O atestado deverá ser o mais específico possível e conter apenas fatos reais, para que o profissional não corra o risco de
responder por crime de falsidade ideológica - Art. 299 Código Penal Brasileiro (Almeida et al., 2004).
Receituário
Deverá ser escrito à tinta, em português e por extenso, contendo o nome do profissional, a profissão (cirurgião-dentista), o
número de inscrição no CRO, endereço completo e telefone, o nome do paciente, a nomenclatura genérica do medicamento e
posologia por extenso, explicação expressa e pormenorizada do modo de usar, local e data, carimbo e assinatura do profissional e
assinatura do paciente (Paranhos et al., 2007; Vanrell, 2009).
Encaminhamentos
Deverá ser realizado quando o paciente necessita de algum tratamento prévio, conjunto, ou posterior ao tratamento
implantodôntico (Vanrell, 2009), sempre em duas vias, deixando uma cópia arquivada no prontuário (Paranhos et al., 2007).
Modelos
Os modelos de estudo e de trabalho, muito em uso em determinadas especialidades, também deverão ser arquivados para,
se necessário, comprovar o diagnóstico e correção do plano de tratamento e sua execução (Almeida et al., 2004). No caso especial
da implantodontia, são confeccionados com o objetivo de criar guias cirúrgicos usados para conseguir um melhor posicionamento
dos implantes. Recomendam-se a guarda de pelo menos os dos casos mais complicados, xerocando os demais casos e anexando-os
ao prontuário do paciente (Oshiro et al., 2006).

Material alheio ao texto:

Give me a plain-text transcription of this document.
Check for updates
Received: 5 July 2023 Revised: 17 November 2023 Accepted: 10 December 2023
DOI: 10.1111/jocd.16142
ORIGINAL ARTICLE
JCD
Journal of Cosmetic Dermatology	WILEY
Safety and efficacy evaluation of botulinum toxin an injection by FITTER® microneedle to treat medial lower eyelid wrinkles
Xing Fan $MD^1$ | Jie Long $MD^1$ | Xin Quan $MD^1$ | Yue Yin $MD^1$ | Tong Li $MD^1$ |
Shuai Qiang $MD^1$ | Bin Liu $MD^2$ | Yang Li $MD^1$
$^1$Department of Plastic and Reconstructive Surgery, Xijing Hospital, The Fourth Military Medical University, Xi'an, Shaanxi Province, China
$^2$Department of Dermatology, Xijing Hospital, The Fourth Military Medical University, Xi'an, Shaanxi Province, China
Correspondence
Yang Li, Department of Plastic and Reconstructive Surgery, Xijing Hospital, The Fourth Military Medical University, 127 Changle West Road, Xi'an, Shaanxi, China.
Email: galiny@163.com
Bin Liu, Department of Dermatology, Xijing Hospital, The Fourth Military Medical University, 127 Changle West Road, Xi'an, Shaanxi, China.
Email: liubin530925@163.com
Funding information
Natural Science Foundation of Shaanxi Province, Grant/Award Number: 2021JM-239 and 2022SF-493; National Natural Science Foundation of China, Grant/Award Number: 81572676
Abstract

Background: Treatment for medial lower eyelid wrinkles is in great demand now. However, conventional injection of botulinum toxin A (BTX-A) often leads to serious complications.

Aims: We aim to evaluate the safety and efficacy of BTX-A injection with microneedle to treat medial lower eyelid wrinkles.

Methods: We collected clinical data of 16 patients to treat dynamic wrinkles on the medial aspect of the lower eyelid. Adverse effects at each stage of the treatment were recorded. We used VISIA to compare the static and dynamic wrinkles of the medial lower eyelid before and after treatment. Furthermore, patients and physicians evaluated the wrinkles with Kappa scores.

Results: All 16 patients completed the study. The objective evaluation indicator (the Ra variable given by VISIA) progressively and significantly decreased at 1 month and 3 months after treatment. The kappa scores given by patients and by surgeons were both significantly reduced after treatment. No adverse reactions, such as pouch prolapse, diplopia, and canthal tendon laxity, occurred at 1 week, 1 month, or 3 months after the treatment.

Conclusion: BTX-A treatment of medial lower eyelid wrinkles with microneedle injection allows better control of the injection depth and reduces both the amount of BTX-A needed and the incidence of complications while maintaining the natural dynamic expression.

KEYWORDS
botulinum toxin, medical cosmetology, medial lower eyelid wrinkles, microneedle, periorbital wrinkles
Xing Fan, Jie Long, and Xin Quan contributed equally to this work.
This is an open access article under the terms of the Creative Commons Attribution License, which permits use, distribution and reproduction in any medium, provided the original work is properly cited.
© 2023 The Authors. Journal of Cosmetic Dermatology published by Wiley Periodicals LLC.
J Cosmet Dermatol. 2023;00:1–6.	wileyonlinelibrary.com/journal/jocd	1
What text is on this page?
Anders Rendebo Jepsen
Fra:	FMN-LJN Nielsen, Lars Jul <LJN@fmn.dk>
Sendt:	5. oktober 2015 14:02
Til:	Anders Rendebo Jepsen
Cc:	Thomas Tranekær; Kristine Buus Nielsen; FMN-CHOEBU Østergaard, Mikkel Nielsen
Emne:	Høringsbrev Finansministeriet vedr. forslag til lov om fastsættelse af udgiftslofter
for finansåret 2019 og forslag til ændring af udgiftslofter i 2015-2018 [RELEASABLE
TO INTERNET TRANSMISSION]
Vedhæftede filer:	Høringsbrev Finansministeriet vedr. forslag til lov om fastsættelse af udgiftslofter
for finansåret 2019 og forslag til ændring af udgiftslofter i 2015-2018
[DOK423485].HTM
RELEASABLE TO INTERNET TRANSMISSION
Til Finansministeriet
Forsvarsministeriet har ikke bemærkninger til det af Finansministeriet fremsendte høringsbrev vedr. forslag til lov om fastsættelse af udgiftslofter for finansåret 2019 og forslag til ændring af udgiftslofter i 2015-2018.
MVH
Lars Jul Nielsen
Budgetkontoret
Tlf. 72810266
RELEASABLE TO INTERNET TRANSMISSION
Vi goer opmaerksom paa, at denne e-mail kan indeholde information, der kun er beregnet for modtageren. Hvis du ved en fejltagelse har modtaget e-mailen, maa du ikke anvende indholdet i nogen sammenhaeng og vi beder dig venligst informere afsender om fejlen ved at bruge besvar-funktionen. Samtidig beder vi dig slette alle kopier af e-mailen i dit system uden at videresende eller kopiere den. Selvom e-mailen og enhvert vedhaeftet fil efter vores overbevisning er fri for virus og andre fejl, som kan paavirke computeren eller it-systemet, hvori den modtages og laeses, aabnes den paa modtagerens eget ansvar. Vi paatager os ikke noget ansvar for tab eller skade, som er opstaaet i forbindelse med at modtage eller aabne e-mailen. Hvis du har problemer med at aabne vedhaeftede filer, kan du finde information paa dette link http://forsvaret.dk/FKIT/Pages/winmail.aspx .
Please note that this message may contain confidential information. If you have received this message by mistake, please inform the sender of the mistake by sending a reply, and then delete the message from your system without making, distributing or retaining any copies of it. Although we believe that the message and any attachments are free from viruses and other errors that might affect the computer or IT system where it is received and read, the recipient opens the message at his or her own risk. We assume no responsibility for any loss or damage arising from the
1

Atualmente pode ser observado em pesquisas realizadas sobre esse tema que existem ainda muitos profissionais
praticantes da especialidade implantodôntica que agem com negligência no momento de elaborar e preencher um correto
prontuário que essa área de atuação específica da odontologia necessita, levando o profissional a passar por sérios riscos de a
qualquer momento enfrentar algum problema judicial, pela falta de uma prova escrita e concreta de tudo que foi realizado durante o
tratamento, lembrando que os documentos deverão ser assinados pelo paciente ou responsável, provando a correta conduta do
cirurgião-dentista e a ciência por parte do seu cliente (Maciel, 2003; De Paula e Silva, 2004).

Conclusões
O profissional precisa ter o cuidado de não exagerar nas promessas de garantias de resultados ao paciente, gerando um excesso de
expectativa, que poderá servir de motivação para que o mesmo venha a procurar seus direitos como consumidor de serviço caso o
tratamento acabe com alguma complicação ou insucesso. O cirurgião-dentista também deverá ter consciência sobre o estado de
apreensão, fragilidade e expectativa do paciente frente ao tratamento, procurando sempre tratá-lo com respeito, dignidade e
solicitude, pois só assim o cirurgião-dentista conseguirá a confiança do seu paciente.